Warmer ocean waters will lead to (and have already led to) more frequent, increasingly severe and more rapidly developing tropical storms and hurricanes. The impacts of the waves, winds and storm surges of these storms on the low-lying islets of the Keys could be devastating.
Another consideration of rising sea levels is the influence of the long, off-shore Florida Reef on incoming currents and wave energies. The Florida Reef is currently high enough to absorb a great deal of this incoming energy and can keep the wave action from reaching or harming the Atlantic coastal regions of the Keys. If sea levels rise, the barrier function of the Florida Reef will be reduced and more and more potentially destructive waves will strike the eastern sides of the Keys.
So the Keys are sitting out there exposed on all sides to forces that could destroy its ecosystems and tear about its very structural foundation. It is a paradise on the razor’s edge of great peril.
So what is being done about this pending catastrophe? Not nearly enough.

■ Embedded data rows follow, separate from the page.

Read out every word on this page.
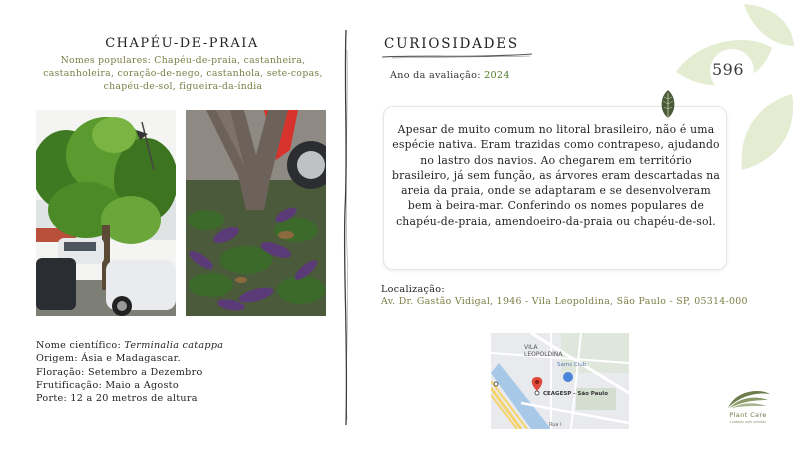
CHAPÉU-DE-PRAIA
Nomes populares: Chapéu-de-praia, castanheira, castanholeira, coração-de-nego, castanhola, sete-copas, chapéu-de-sol, figueira-da-índia
Nome científico: Terminalia catappa
Origem: Ásia e Madagascar.
Floração: Setembro a Dezembro
Frutificação: Maio a Agosto
Porte: 12 a 20 metros de altura
CURIOSIDADES
Ano da avaliação: 2024
Apesar de muito comum no litoral brasileiro, não é uma espécie nativa. Eram trazidas como contrapeso, ajudando no lastro dos navios. Ao chegarem em território brasileiro, já sem função, as árvores eram descartadas na areia da praia, onde se adaptaram e se desenvolveram bem à beira-mar. Conferindo os nomes populares de chapéu-de-praia, amendoeiro-da-praia ou chapéu-de-sol.
Localização:
Av. Dr. Gastão Vidigal, 1946 - Vila Leopoldina, São Paulo - SP, 05314-000
VILA
LEOPOLDINA
Sams Club
CEAGESP - São Paulo
Rua I
596
Plant Care
cuidado com plantas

An article by O. Milman in The Guardian (June 24, 2021) (“The Water is Coming: Florida Keys Faces Stark Reality as Sea Rises”) described a public meeting in the town of Marathon in the Keys at which county officials met with citizens to decide on a course of action. A number of the residents and officials refused to acknowledge that climate change and sea level rise were real. Others described their experiences with regular sea water intrusions and flooding in their homes and into the streets around them. The county officials agreed to back a plan to spend $1.8 billion dollars over the next 25 years to raise 150 miles of roads and install drains and pumping stations to remove the encroaching sea water. The only problem with this plan is that there is no money to pay for it!
The porous nature of the underlying limestone of the Keys is one reason why sea water so regularly floods areas of the Keys. Sea water intrudes through the limestone and reaches into areas well away from shores. There doesn’t have to be a tropical storm or a hurricane to push sea water onto the surface of the Keys either. A high tide can be sufficient to cause extensive flooding.
Can the Keys be saved? Is there enough money and sufficient technology to save them? Is there sufficient political will to do anything constructive? Or, will we watch this incredible paradise fade away, as T. S. Elliot wrote in The Wasteland: “… not with a bang but a whimper.”